愛知県知立市 パティオ池鯉鮒 しみん劇 『薬草取(やくそうとり)』

  名古屋から電車で約20分の所に、かつて宿場町として栄えた「池鯉鮒(ちりふ)」、現・知立市がある。伝統と新興住宅と農村風景が交差するこの町に、2000年7月、市制30周年記念で知立市文化会館「パティオ池鯉鮒(ちりゅう)」が誕生した。

 ここの特徴は、後発のコミュニティ型ホールとして構想段階から市民参加の枠組みを取り入れていること、民間から芸術総監督兼館長とプロデューサーを迎えた任意団体「ちりゅう芸術創造協会」が運営していることだ。

  主な事業には、鑑賞事業のほか、開館1年前から育成したボランティア「パティオ・ウェーブ」、講座「シアターカレッジ」(※1)、年1回の市民参加公演(合唱、演劇)、伝統芸能「山車文楽」(※2)を取り込んだ企画などがある。

 

※1 シアターカレッジは1年更新で各講座月2~4回のレッスンが行われる。演劇、合唱、ジャズダンス、ヴァイオリン、文楽の5講座(来年度から文芸学科を開講)。有料。いずれも最後にホールで発表会を行うのが特徴。合唱講座は自主運営できる力がついたため、来年度から付属合唱団として自立。

 

※2 山車の上で文楽やからくりを上演する国指定重要無形民俗文化財。

 コミュニティ型ホール4年目の現状はどうなっているのだろうか。演劇講座の発表会と市民参加公演を兼ねた第4回しみん劇『薬草取』(泉鏡花原作)が行われるのに合わせ、取材に出掛けた。講座受講生9名が出演、舞台美術の製作や技術助手はパティオ・ウェーブのメンバーだ。

 2月1日。中庭で知立山車の原寸大レプリカが出迎えてくれた。今流行の開放感溢れるガラス張りのロビー。その一角に丸見えの事務所。忙しそうに働いていた職員が開演前の抜き稽古をしているホールに案内してくれた。

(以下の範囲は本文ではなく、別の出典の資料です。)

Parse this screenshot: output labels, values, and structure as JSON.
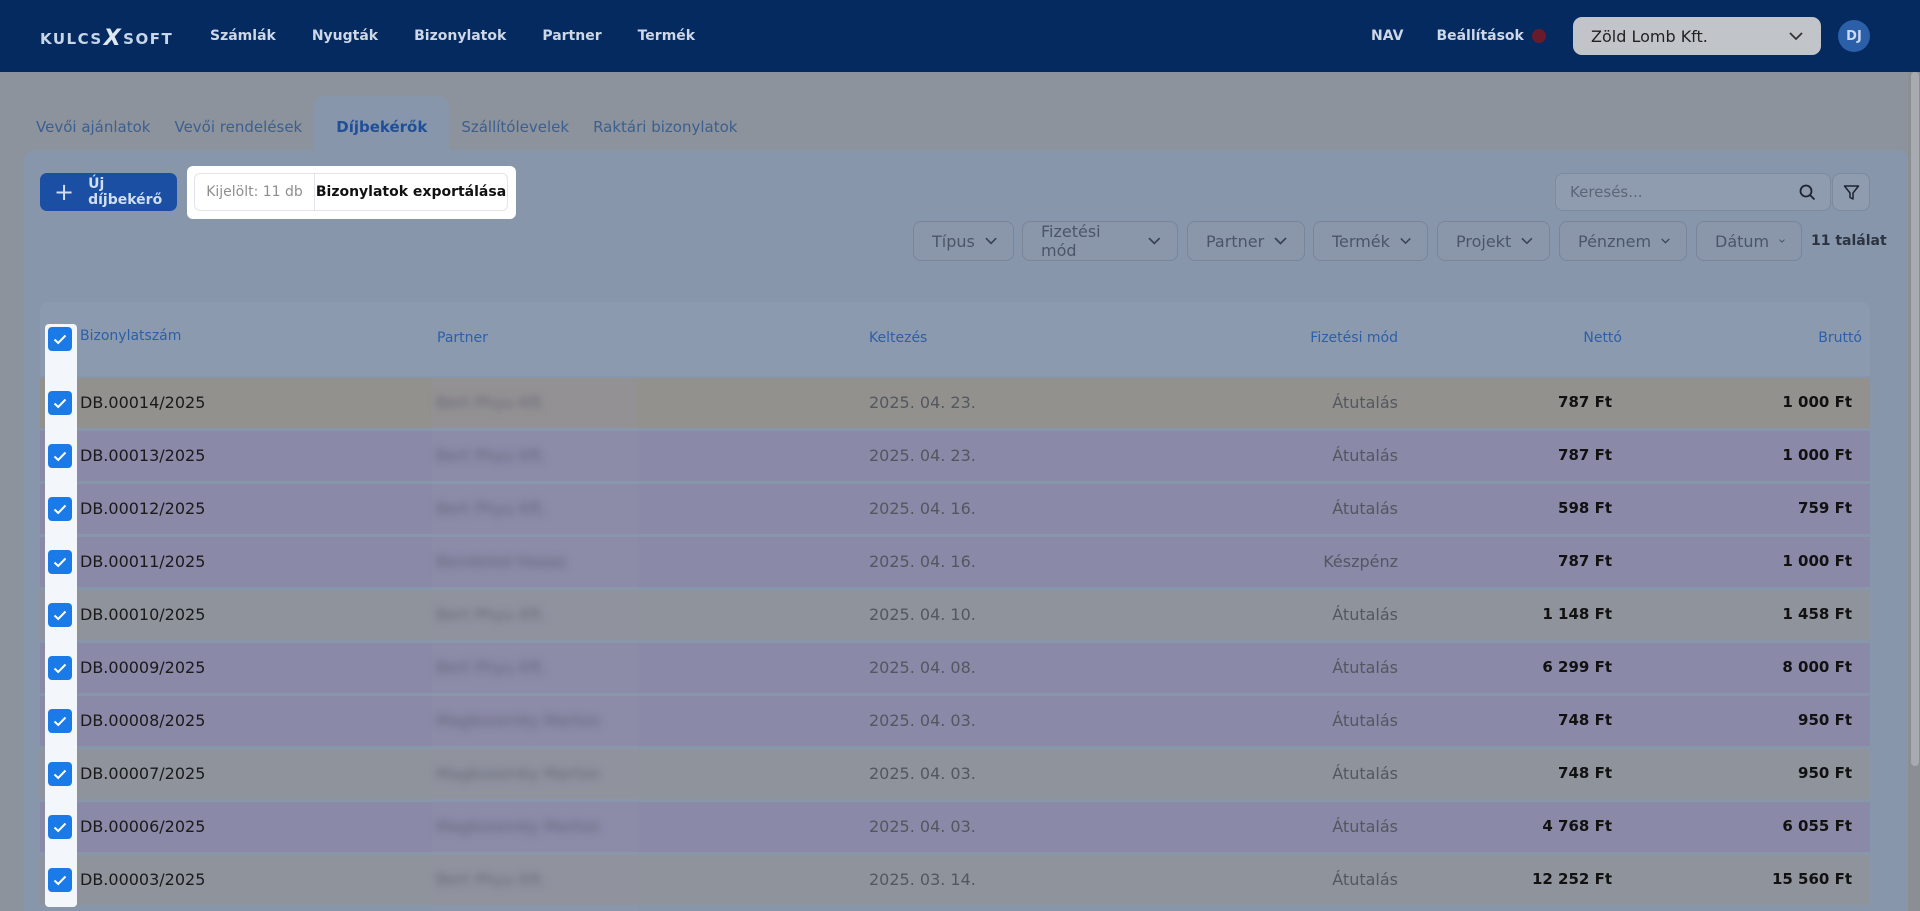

 「この小ホールは山車を屋外からすぐ舞台に上げられるようステージの後ろに搬入口があるんです」と、芸術総監督兼館長の伊豫田静弘氏(元NHKエグゼクティブディレクター・演出家)。開館1年前から招かれ、パティオ池鯉鮒のコンセプトである「顔なじみの文化」を提言したキーパーソンだ。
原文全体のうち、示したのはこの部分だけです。